Essere incapaci di perdonare, invece, vuol dire essere (ancora) dentro una posizione di competitività e vendicatività, entrambe cariche di aggressività che non fa certo stare bene.

Attraverso il perdono invece si ripristina la propria dignità senza esprimere aggressività verso l’altro: basta questo a farci stare meglio.

Si tratta di un vero e proprio processo interiore che si compie nel tempo, un lavorìo dell’anima che si accompagna a sentimenti tormentati e contrastanti. Il perdono non è in pratica un atto immediato.

Non è mai un’azione “solitaria”, che si realizza nello spazio abitato solo da noi stessi, ma si compie nella relazione tra noi e gli altri. Perdonare è un atto volontario, che unisce la frattura – creata all’interno di un rapporto – tra colpa e riparazione.

Tuttavia, non si può perdonare solo con la mente, in modo logico/razionale. Bisogna aver attraversato determinati sentimenti per poter raggiungere una dimensione di perdono: primi fra tutti la comprensione e l’accettazione non acritica di ciò che è stato e ci ha fatto del male. Ciò è possibile se si compie lo sforzo di leggere e interpretare la realtà dal punto di vista dell’altro e di guardare le cose in modo distaccato.

Persino il perdonato ricava un vantaggio notevole, cioè quello di essere compreso, capito ed amato. Dopo un perdono, la relazione tra le persone andrà senz’altro meglio. Sentirsi perdonati vuol dire sentirsi compresi, cioè riconoscere che l’altro si è identificato in noi ed è stato capace di perdonarci.

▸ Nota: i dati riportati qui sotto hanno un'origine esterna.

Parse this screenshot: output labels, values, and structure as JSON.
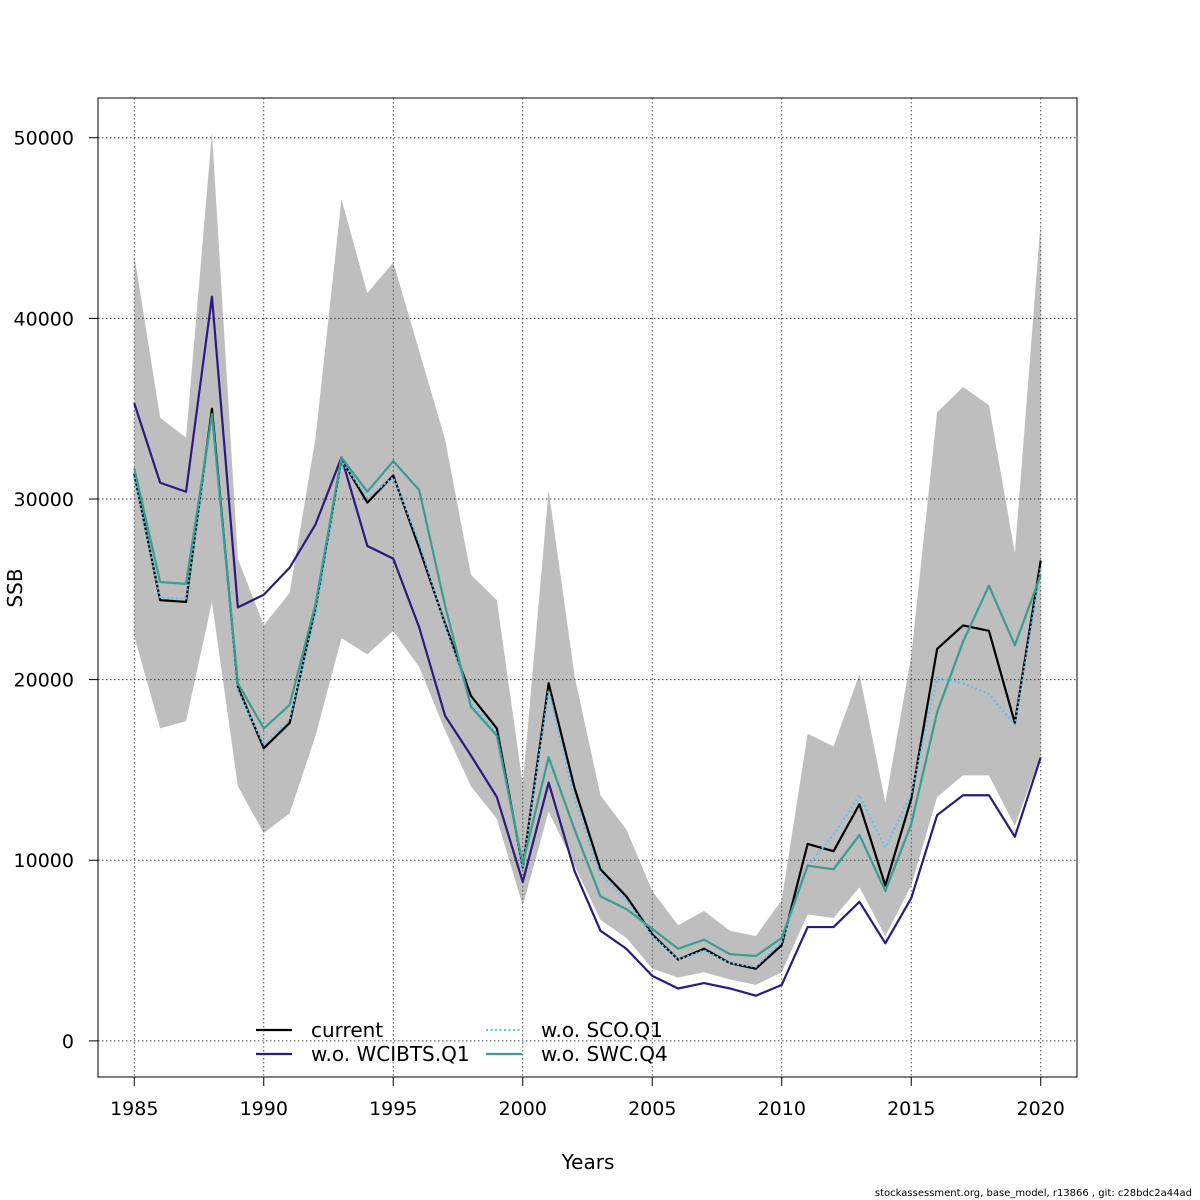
{
  "footer": "stockassessment.org, base_model, r13866 , git: c28bdc2a44ad",
  "chart_data": {
    "type": "line",
    "title": "",
    "xlabel": "Years",
    "ylabel": "SSB",
    "xlim": [
      1983.6,
      2021.4
    ],
    "ylim": [
      -2000,
      52200
    ],
    "x_ticks": [
      1985,
      1990,
      1995,
      2000,
      2005,
      2010,
      2015,
      2020
    ],
    "y_ticks": [
      0,
      10000,
      20000,
      30000,
      40000,
      50000
    ],
    "grid": true,
    "legend_position": "bottom",
    "x": [
      1985,
      1986,
      1987,
      1988,
      1989,
      1990,
      1991,
      1992,
      1993,
      1994,
      1995,
      1996,
      1997,
      1998,
      1999,
      2000,
      2001,
      2002,
      2003,
      2004,
      2005,
      2006,
      2007,
      2008,
      2009,
      2010,
      2011,
      2012,
      2013,
      2014,
      2015,
      2016,
      2017,
      2018,
      2019,
      2020
    ],
    "confidence_band": {
      "color": "#bebebe",
      "lower": [
        22400,
        17300,
        17700,
        24300,
        14100,
        11500,
        12600,
        16900,
        22300,
        21400,
        22700,
        20700,
        17200,
        14100,
        12300,
        7500,
        12700,
        9700,
        6700,
        5700,
        4000,
        3500,
        3800,
        3400,
        3100,
        3800,
        7000,
        6800,
        8500,
        5800,
        8600,
        13500,
        14700,
        14700,
        11900,
        15800
      ],
      "upper": [
        43500,
        34500,
        33400,
        50300,
        26700,
        23000,
        24800,
        33400,
        46600,
        41400,
        43100,
        38200,
        33300,
        25800,
        24400,
        14200,
        30500,
        20200,
        13600,
        11700,
        8300,
        6400,
        7200,
        6100,
        5800,
        7800,
        17000,
        16300,
        20300,
        13200,
        21300,
        34800,
        36200,
        35200,
        27000,
        45400
      ]
    },
    "series": [
      {
        "name": "current",
        "color": "#000000",
        "dash": "solid",
        "width": 2.2,
        "values": [
          31400,
          24400,
          24300,
          35000,
          19600,
          16200,
          17600,
          24000,
          32200,
          29800,
          31300,
          27300,
          23100,
          19100,
          17300,
          9600,
          19800,
          14000,
          9500,
          8000,
          5900,
          4500,
          5100,
          4300,
          4000,
          5300,
          10900,
          10500,
          13100,
          8600,
          13400,
          21700,
          23000,
          22700,
          17600,
          26600
        ]
      },
      {
        "name": "w.o. WCIBTS.Q1",
        "color": "#2e1a7e",
        "dash": "solid",
        "width": 2.2,
        "values": [
          35300,
          30900,
          30400,
          41200,
          24000,
          24700,
          26200,
          28600,
          32300,
          27400,
          26700,
          22900,
          18000,
          15800,
          13500,
          8800,
          14300,
          9400,
          6100,
          5100,
          3600,
          2900,
          3200,
          2900,
          2500,
          3100,
          6300,
          6300,
          7700,
          5400,
          7900,
          12500,
          13600,
          13600,
          11300,
          15700
        ]
      },
      {
        "name": "w.o. SCO.Q1",
        "color": "#5bc4f0",
        "dash": "dotted",
        "width": 2.2,
        "values": [
          31200,
          24500,
          24500,
          34600,
          19400,
          16400,
          17800,
          23700,
          32100,
          30100,
          31200,
          27600,
          23000,
          18700,
          17000,
          9600,
          19400,
          13400,
          9200,
          7800,
          5800,
          4500,
          5000,
          4300,
          4100,
          5500,
          9700,
          11400,
          13600,
          10700,
          13700,
          20100,
          19800,
          19200,
          17500,
          26200
        ]
      },
      {
        "name": "w.o. SWC.Q4",
        "color": "#3a9e8f",
        "dash": "solid",
        "width": 2.2,
        "values": [
          31700,
          25400,
          25300,
          34700,
          19800,
          17300,
          18600,
          24200,
          32300,
          30400,
          32100,
          30500,
          24100,
          18500,
          16900,
          9800,
          15700,
          11700,
          8000,
          7300,
          6200,
          5100,
          5600,
          4800,
          4700,
          5700,
          9700,
          9500,
          11400,
          8300,
          12000,
          18200,
          22100,
          25200,
          21900,
          25800
        ]
      }
    ]
  }
}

Per perdonare occorre avere capacità identificativa e buona flessibilità della mente, cioè capacità di mettersi nei panni dell’altro e di vedere anche ciò che, presi da se stessi, costa fatica.

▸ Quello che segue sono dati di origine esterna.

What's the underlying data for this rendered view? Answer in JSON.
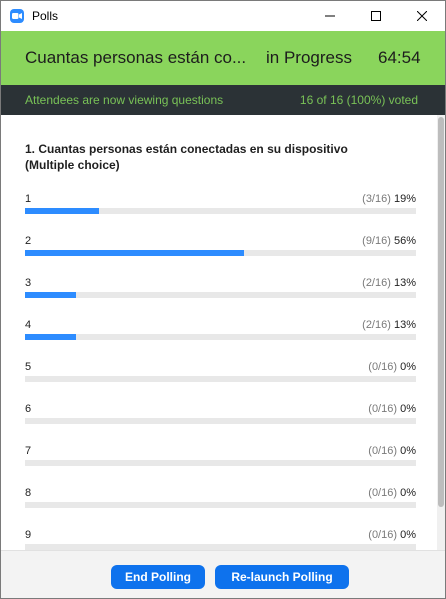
{
  "window": {
    "title": "Polls"
  },
  "header": {
    "poll_title": "Cuantas personas están co...",
    "status": "in Progress",
    "timer": "64:54"
  },
  "info_bar": {
    "left_text": "Attendees are now viewing questions",
    "right_text": "16 of 16 (100%) voted"
  },
  "question": {
    "text": "1. Cuantas personas están conectadas en su dispositivo (Multiple choice)",
    "options": [
      {
        "label": "1",
        "count": "(3/16)",
        "percent": "19%",
        "value": 19
      },
      {
        "label": "2",
        "count": "(9/16)",
        "percent": "56%",
        "value": 56
      },
      {
        "label": "3",
        "count": "(2/16)",
        "percent": "13%",
        "value": 13
      },
      {
        "label": "4",
        "count": "(2/16)",
        "percent": "13%",
        "value": 13
      },
      {
        "label": "5",
        "count": "(0/16)",
        "percent": "0%",
        "value": 0
      },
      {
        "label": "6",
        "count": "(0/16)",
        "percent": "0%",
        "value": 0
      },
      {
        "label": "7",
        "count": "(0/16)",
        "percent": "0%",
        "value": 0
      },
      {
        "label": "8",
        "count": "(0/16)",
        "percent": "0%",
        "value": 0
      },
      {
        "label": "9",
        "count": "(0/16)",
        "percent": "0%",
        "value": 0
      }
    ]
  },
  "footer": {
    "end_label": "End Polling",
    "relaunch_label": "Re-launch Polling"
  },
  "colors": {
    "header_green": "#8ad55c",
    "info_bar": "#2b3236",
    "info_text": "#79c257",
    "bar_fill": "#2d8cff",
    "button": "#0e72ed"
  }
}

È importante infatti ridurre il proprio egocentrismo e considerare che l’altro ha un certo tipo di carattere e che non sempre è modificabile. A volte è proprio l’aver vissuto esperienze diverse a far accrescere la capacità di perdonare.

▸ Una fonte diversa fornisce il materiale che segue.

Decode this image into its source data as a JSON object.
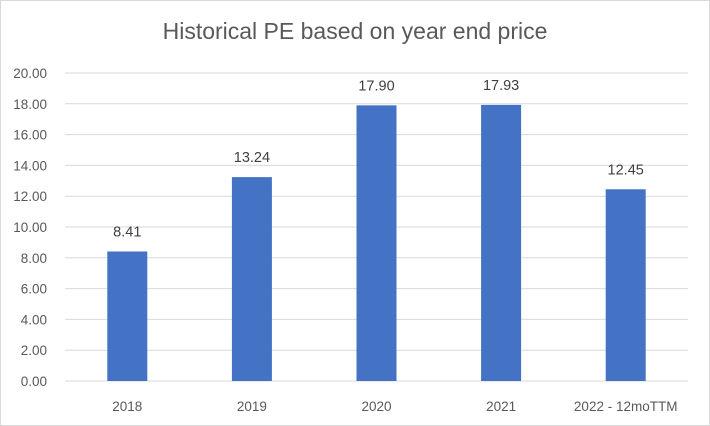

Perdono è ciò che viene donato

Così come è facile dire che ricevere perdono può farci sentire  meglio, non è altrettanto facile riuscire a esercitarlo con nobiltà  d’animo: per essere veramente tale il perdono, dal punto di vista affettivo, deve rispondere alla propria etimologia per-dono, cioè ciò che viene donato, e che non può essere venduto/comprato.

Perdonare è un atto d’amore innanzitutto verso se stessi

Perdonare non è metaforicamente buttare fuori il male, ma contenere, accogliere.

Quando il danno subito è grave (situazioni di violenza o di reiterato disamore) perdonare può essere benefico, addirittura terapeutico per se stessi.

Quando si perdona si esce dal frastuono dei sentimenti di rabbia, indignazione e risentimento; questi sentimenti possono essere così intensi da farci desiderare a nostra volta di compiere azioni vendicative contro chi riteniamo responsabile del danno che ci è stato inferto.

Si può così fantasticare la rabbia e l’odio possono venir fantasticati, immaginando scenari di vendetta, di sottomissione dell’altro e di punizione. Ma a volte questi sentimenti invece che essere simbolizzati attraverso fantasticherie vengono tenuti distanti dalla coscienza perché fanno paura. Ciò non è senza conseguenze: i sentimenti ostili possono condurci verso un circuito negativo col risultato di evolvere (ma sarebbe il cado di dire “involvere”) in una autopunizione involontaria che ci rende la vita difficile.

Non tutti i perdoni sono veri

Non tutti i perdoni sono veri
C’è chi non riesce ad esprimerlo, chi lo elargisce con falsa magnanimità facendo sentire la propria superiorità, chi lo utilizza con modalità ricattatorie.

Ancora, qualcuno chiede perdono pensando di poter continuare a compiere le proprie azioni nefande senza accompagnarlo ad un reale pentimento, quasi come un lasciapassare ai propri vizi. Infine c’è chi cerca di comprare il perdono.